Keberadaan jamkesmas juga
perlu diperbaiki untuk mendukung kebijakan penurunan AKI. Selama ini masyarakat
mengaku bahwa pemberian Jamkesmas bukan berdasarkan indicator keluarga miskin
tetapi berdasarkan kedekatan dan kekeluargaan dengan petugas yang berwenang.
Saat klaim untuk persalinan yang dilakukan bidan pun banyak keterlambatan, yang
seharusnya 3 minggu menjadi 6 bulan. Hambatan utama untuk membuat kebijakan ini
adalah pembuat kebijakan, yang sebagian besar laki-laki, tidak memandang
kehidupan perempuan miskin layak untuk diselamatkan.
Ketidaksetaraan gender dan
ketidakadilan yang berakar dari nilai-nilai budaya dan interpretasi agama juga
menyebabkan sulitnya upaya untuk mengurangi AKI di Indonesia.
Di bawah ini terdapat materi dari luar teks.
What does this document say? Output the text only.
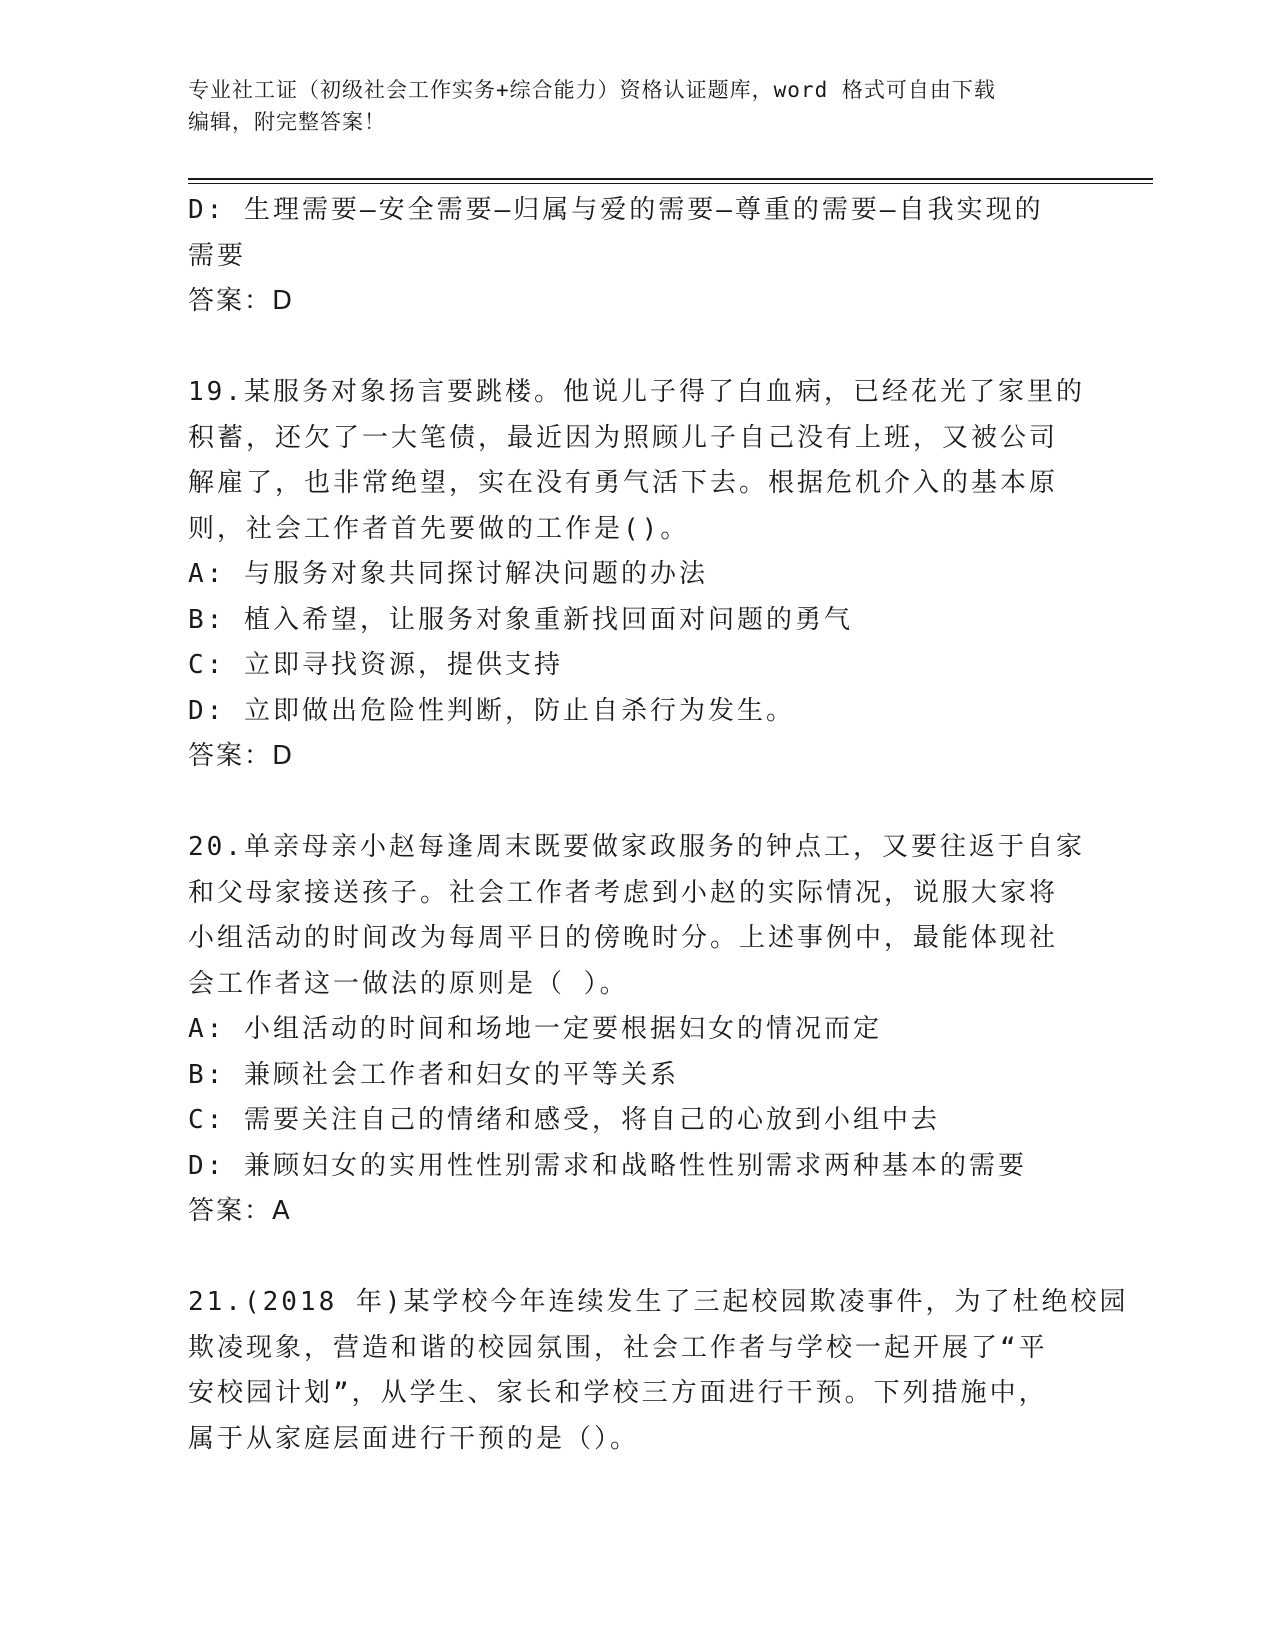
专业社工证（初级社会工作实务+综合能力）资格认证题库，word 格式可自由下载
编辑，附完整答案！
D: 生理需要—安全需要—归属与爱的需要—尊重的需要—自我实现的
需要
答案：D
19.某服务对象扬言要跳楼。他说儿子得了白血病，已经花光了家里的
积蓄，还欠了一大笔债，最近因为照顾儿子自己没有上班，又被公司
解雇了，也非常绝望，实在没有勇气活下去。根据危机介入的基本原
则，社会工作者首先要做的工作是()。
A: 与服务对象共同探讨解决问题的办法
B: 植入希望，让服务对象重新找回面对问题的勇气
C: 立即寻找资源，提供支持
D: 立即做出危险性判断，防止自杀行为发生。
答案：D
20.单亲母亲小赵每逢周末既要做家政服务的钟点工，又要往返于自家
和父母家接送孩子。社会工作者考虑到小赵的实际情况，说服大家将
小组活动的时间改为每周平日的傍晚时分。上述事例中，最能体现社
会工作者这一做法的原则是（ ）。
A: 小组活动的时间和场地一定要根据妇女的情况而定
B: 兼顾社会工作者和妇女的平等关系
C: 需要关注自己的情绪和感受，将自己的心放到小组中去
D: 兼顾妇女的实用性性别需求和战略性性别需求两种基本的需要
答案：A
21.(2018 年)某学校今年连续发生了三起校园欺凌事件，为了杜绝校园
欺凌现象，营造和谐的校园氛围，社会工作者与学校一起开展了“平
安校园计划”，从学生、家长和学校三方面进行干预。下列措施中，
属于从家庭层面进行干预的是（）。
Selain membuat
kebijakan di atas, alangkah baiknya jika pemerintah mampu membangkitkan
kesadaran bahwa menyelamatkan hidup perempuan dalam persalinan berarti
menyelamatkan sumber daya produktif keluarga perlu dilakukan bersama untuk
menurunkan AKI di Indonesia saat ini. Mengingat selama ini keputusan hidup dan
matinya perempuan selama persalinan berada di tangan suami dan keluarganya.
Akan muncul dampak yang
bermanfaat bagi pemenuhan hak kesehatan reproduksi perempuan jika pemerintah
memiliki kemauan politik untuk melindungi seluruk penduduk. Sebagai contoh di
Kabupaten Jembrana yang dikategorikan sebagai kabupaten miskin, tidak
menjadikan sumber daya yang terbatas sebagai penghalang untuk menyediakan
pelayanan kesehatan gratis untuk seluruh penduduknya, termasuk perempuan miskin.